Dubai - Arab Today
Dubai Cares, part of Mohammed bin Rashid Al Maktoum Global Initiatives, has rolled out a one-year emergency support programme that will ensure a safe return to school for 4,800 children in Iraqi Mosul after the full liberation of the city, which was under Daesh control for over three years.
The programme, "Supporting a Return to Education in Mosul City," is part of Dubai Cares’ Education in Emergencies, EiE, strategy aimed at addressing the urgent educational needs of children affected by war and natural disasters.
The AED1.836 million (US$500,000) programme, launched in partnership with "War Child UK," will focus on providing quality education in safe and inclusive spaces in Western Mosul. Over a period of one year, the programme will also work with key education stakeholders in the Ministry of Education in Iraq.
Speaking at the launch in Mosul, Tariq Al Gurg, Chief Executive Officer of Dubai Cares, said, "The plight of children in Mosul starkly illustrates the immediate and long-term fragility of societies driven by conflict and the urgency of addressing their needs, with education being of paramount importance. Not only is education a fundamental human right, it is absolutely essential to the rebuilding of Mosul’s social fabric and to its future.
"Without swift, focussed, tailored, and tangible action, the risk of generations of children and young people missing out on the education that they desperately need intensifies. Within the framework of our EiE strategy, Dubai Cares plans to make a pivotal contribution to lifting the people of Mosul out of the climate of fear and despair inflicted on them for so many years, and ensuring its children have the education that will ultimately equip them to be the future architects of its reconstruction."

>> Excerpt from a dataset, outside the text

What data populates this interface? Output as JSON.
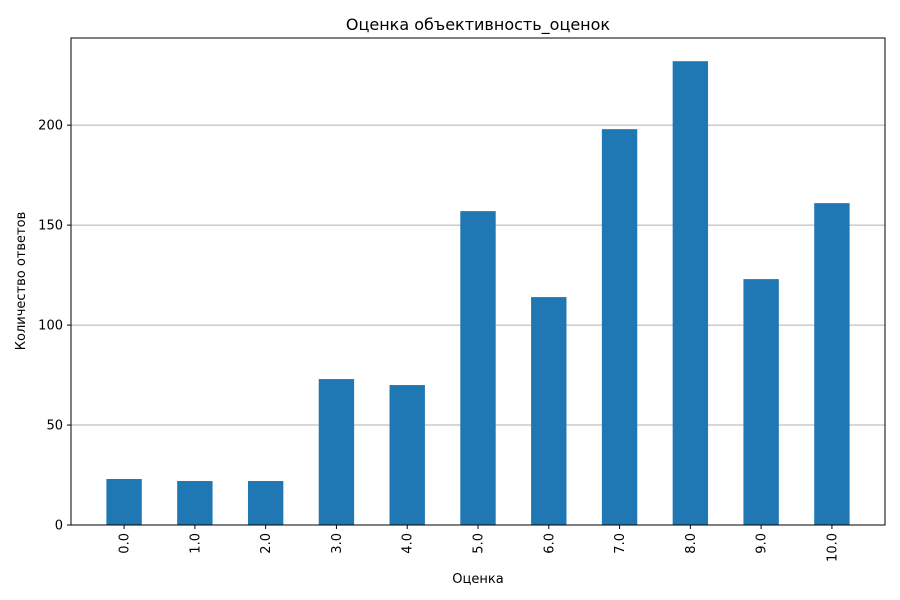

As part of this programme, 12 schools will also be rehabilitated, thereby enabling 4,800 children to return to school. Sixty teachers and 24 headmasters will be provided with intensive training while 20 staff members from the Department of Education will benefit from training on providing contextualised EiE and 96 community stakeholders will benefit from training in Parent-Teacher Association, PTA. It is also expected that some 7,200 community members will benefit from outreach activities throughout the lifespan of the programme. This will bring the total number of beneficiaries to 12,200.
Children account for nearly 50 percent of those trapped in Mosul or forced to flee during military operations to drive out Daesh, with 129,620 school-age children already being displaced, a figure which humanitarian agencies anticipate will rise. The Iraq Humanitarian Response Plan 2017 estimates that nearly 3.7 million school going children require educational support, with more than 765,000 having missed more than a year of school. Nearly 69,575 of them in Mosul are currently not receiving any education at all.
Speaking about the current situation in Mosul, Annina Mattsson, Director of the Programmes Department at Dubai Cares, said, "This programme is part of the international efforts to rebuild Iraq’s second-largest city and to bring back a sense of normalcy to the lives of its inhabitants after over 3 years of living in war. The proportion of children among the affected population of Mosul, and the startling facts of education in the city such as less than 25 percent of children in West Mosul currently attend school emphasise the need for immediate action and support."
"It is not simply a case of enabling children to return to school, but ensuring that they can do so safely, in an environment that provides relevant, inclusive, and quality education. It is also imperative that education stakeholders in Mosul are equipped to sustain this approach so that the benefits of this programme carry on into the future. This programme addresses all of these requirements, and we hope that it will help to bring hope and knowledge to communities, which have suffered so much for so long," she added.